Nell’immaginario comune, il golf è un gioco rilassante, praticato in un contesto sereno, scandito dai ritmi placidi di una passeggiata nel verde. Questo almeno è ciò che pensa chi non ha mai praticato questo sport, ma chi calpesta con regolarità fairway e green sa che le cose non stanno così: poche cose al mondo riescono a farti incartare come il golf.
Ogni tanto capita di vedere i migliori giocatori del Tour lasciarsi andare ad un blando gesto di stizza: tuttavia sono generalmente più espressioni di disappunto che veri e propri scatti d’ira; i professionisti sanno dominare l’istinto di distruzione che ti prende quando il sangue sale al cervello per un colpo sbagliato, in parte perché sono consapevoli dell’effetto deleterio che la rabbia ha sul gioco, in parte perché rischiano di incorrere in multe a cinque zeri.
Fra le incartature più eclatanti immortalate dalle telecamere restano indimenticabili episodi come il ferro 3 lanciato in centro lago da Rory McIlroy alla 18 del Doral di Miami durante il WGC Cadillac del 2015, o Ben Crenshaw che nel singolo contro Eamon Darcy alla Ryder Cup giocata a Muirfield nel 1987 spezzò il putter alla 6 e, costretto a finire il giro puttando con la lama del sand iron, perse il match e contribuì alla prima vittoria europea su suolo americano. Ad ogni modo, questi rimangono episodi sporadici, e i veri professionisti dello show, in questo caso, sono i giocatori dilettanti.
Al di là delle imprecazioni che coprono uno spettro che va dall’autoinsulto al coinvolgimento delle entità supreme, i gesti di stizza si distinguono in due macrocategorie: quelli verso l’attrezzatura, responsabile del nostro errore nell’esecuzione del colpo, e quelli contro il campo, che impegna tutte le sue risorse per umiliarci e affossare il nostro ego. Nel corso di tanti anni di golf ho visto succedere di tutto: chi ha lanciato tutta la sacca nel lago abbandonando il campo, per tornare poco dopo sul luogo del delitto, entrare in acqua fino alla vita, recuperare le chiavi della macchina dalla sacca e poi ributtarla nel lago; ho visto spezzare in due un driver per poi accanirsi sui monconi di shaft con la lama del sand iron fino a ridurlo in tanti piccoli pezzi, gettare tutto nella spazzatura e stritolare il cestino come se fosse una lattina di coca-cola; ho visto infierire su alberelli e virgulti strappati alla vita da un ferro 7 brandito come un’ascia da boscaiolo.
“Il golf è il modo migliore per rovinare una bella passeggiata”
(Mark Twain)
Io stesso in giovane età, incartato nero per un colpo sbagliato, ho spezzato un certo numero di bastoni, ma con il tempo ho imparato a dominare questo istinto (anche perché oggi cambiare uno shaft è molto più costoso rispetto a quando giocavamo con le canne in acciaio) e ad accettare il mio errore, lasciandolo andare il prima possibile.

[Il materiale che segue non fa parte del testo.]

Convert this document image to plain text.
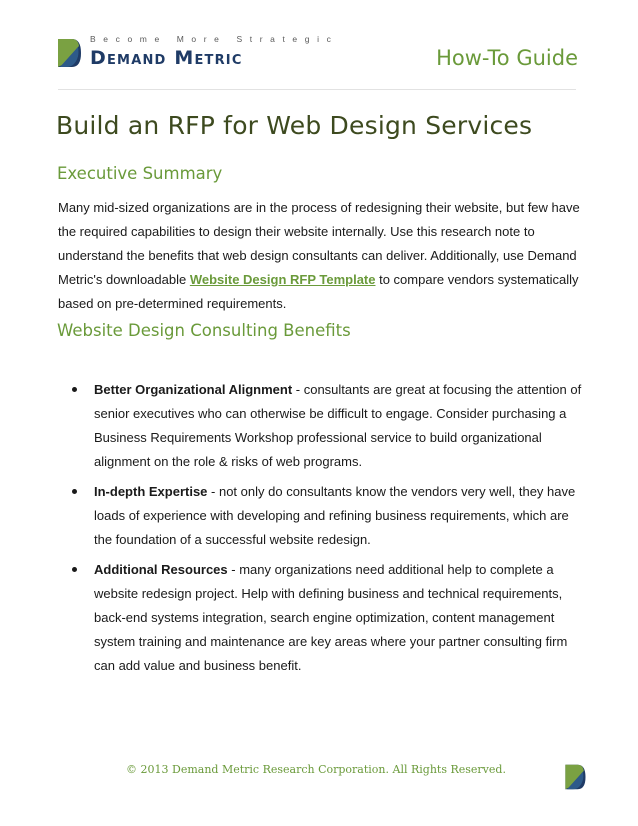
Become More Strategic
Demand Metric	How-To Guide
Build an RFP for Web Design Services
Executive Summary
Many mid-sized organizations are in the process of redesigning their website, but few have
the required capabilities to design their website internally. Use this research note to
understand the benefits that web design consultants can deliver. Additionally, use Demand
Metric's downloadable Website Design RFP Template to compare vendors systematically
based on pre-determined requirements.
Website Design Consulting Benefits
Better Organizational Alignment - consultants are great at focusing the attention of
senior executives who can otherwise be difficult to engage. Consider purchasing a
Business Requirements Workshop professional service to build organizational
alignment on the role & risks of web programs.
In-depth Expertise - not only do consultants know the vendors very well, they have
loads of experience with developing and refining business requirements, which are
the foundation of a successful website redesign.
Additional Resources - many organizations need additional help to complete a
website redesign project. Help with defining business and technical requirements,
back-end systems integration, search engine optimization, content management
system training and maintenance are key areas where your partner consulting firm
can add value and business benefit.
© 2013 Demand Metric Research Corporation. All Rights Reserved.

Non è facile trovare questo stato mentale, per due ragioni fondamentali: la prima è che non puoi addossare la responsabilità a nessuno se non a te stesso, la seconda è che, rispetto a tutti gli altri sport, hai troppo tempo per pensare al tuo errore: un po’ di incartatura va bene, può essere uno stimolo per far girare le cose nel modo giusto, ma devi dimenticare tutto prima del colpo successivo, o la giornata sul campo non potrà fare altro che peggiorare.
Ancora oggi quando giochiamo fra amici ci lasciamo andare, di tanto in tanto, ad un gesto di stizza teatrale, ma con una consapevolezza molto diversa: è fatto per ridere, per sottolineare l’ilarità della situazione e farci prendere in giro, e non permettiamo in nessun modo che una flappetta da bordo green, uno shank, o una “lamata” ci rovinino il giro di golf, lasciandoci incartati per il resto della giornata.